In late 1998, APD was called to an incident at the Woodrow Wilson Bridge, where a person was threatening to commit suicide. The APD was joined by police from Prince George’s County, Md.; Washington D.C.; Maryland; Virginia; and the U.S. Park Police because each had jurisdiction for the bridge. Each group arrived with different radios operating on a range of frequencies, which made radio communication among the agencies impossible. Officers were forced to send hand-written notes to each other via runners to execute the response plan. That communication method required too much time and was a drain on resources, although law enforcement succeeded in preventing the person from jumping.

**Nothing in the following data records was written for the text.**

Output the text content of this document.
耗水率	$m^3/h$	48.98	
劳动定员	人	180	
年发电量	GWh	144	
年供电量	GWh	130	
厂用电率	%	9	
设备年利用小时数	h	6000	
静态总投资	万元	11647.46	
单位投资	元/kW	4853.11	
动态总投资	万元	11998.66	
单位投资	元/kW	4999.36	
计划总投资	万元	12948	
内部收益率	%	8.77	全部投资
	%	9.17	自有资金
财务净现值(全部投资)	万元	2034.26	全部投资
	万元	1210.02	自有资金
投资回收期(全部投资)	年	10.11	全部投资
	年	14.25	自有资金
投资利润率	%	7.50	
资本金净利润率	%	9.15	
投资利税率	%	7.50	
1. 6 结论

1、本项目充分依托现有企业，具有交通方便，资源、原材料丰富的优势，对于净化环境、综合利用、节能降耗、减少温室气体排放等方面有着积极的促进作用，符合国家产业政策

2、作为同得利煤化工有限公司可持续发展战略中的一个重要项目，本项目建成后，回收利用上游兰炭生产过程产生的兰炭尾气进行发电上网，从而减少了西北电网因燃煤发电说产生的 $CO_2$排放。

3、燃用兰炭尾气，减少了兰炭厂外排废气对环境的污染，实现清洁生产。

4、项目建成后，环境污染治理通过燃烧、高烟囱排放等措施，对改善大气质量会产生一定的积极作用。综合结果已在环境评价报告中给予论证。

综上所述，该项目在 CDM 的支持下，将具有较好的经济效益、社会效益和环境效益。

Because the incident was not the first to demonstrate communication inefficiencies among law enforcement agencies in the region, the National Institute of Justice (NIJ) Office of Science and Technology AGILE Program worked with APD to improve communication by testing off-the-shelf products. APD was outfitted with an ACU-1000 interoperability gateway by Raleigh, N.C.-based JPS. The gateway uses digital signal processing to connect UHF, VHF and 800 MHz radios as well as cell phones and a landline phone.
Initially, four agencies — APD with 800 MHz radios, the U.S. Park Service and Metro Transit police with VHF radios, and the Washington Metropolitan police with UHF radios — were connected to the system. “The geographic location and size of Alexandria made interagency communication necessary on at least a weekly basis,” says Eddie Reyes, lieutenant for APD. “The change in communications was remarkable. Eliminating the chaos and confusion in the field has lead to more successful response efforts.”
Based on the success of the system in Alexandria, in early 2002 the COG Police and Fire Chiefs committees adopted the APD model as the region’s communications interoperability system. The NIJ purchased and installed another ACU-1000 to connect an additional 16 agencies to the regional communications system. That installation marked the beginning of the Metropolitan Interoperability Radio System (MIRS).
The COG Police and Fire Communications subcommittees recently established an area-wide protocol for the operation and execution of the system. Additionally, more public safety agencies are being added to the MIRS.
Several public safety agencies in the region have installed ACU-1000s in mobile response units such as command buses, vehicles and vans to complement the fixed-site installations and to provide on-scene communications interoperability support. “Having this technology allows our public safety officers to do their job more successfully, ensuring safer response scenes and more lives saved,” Reyes says.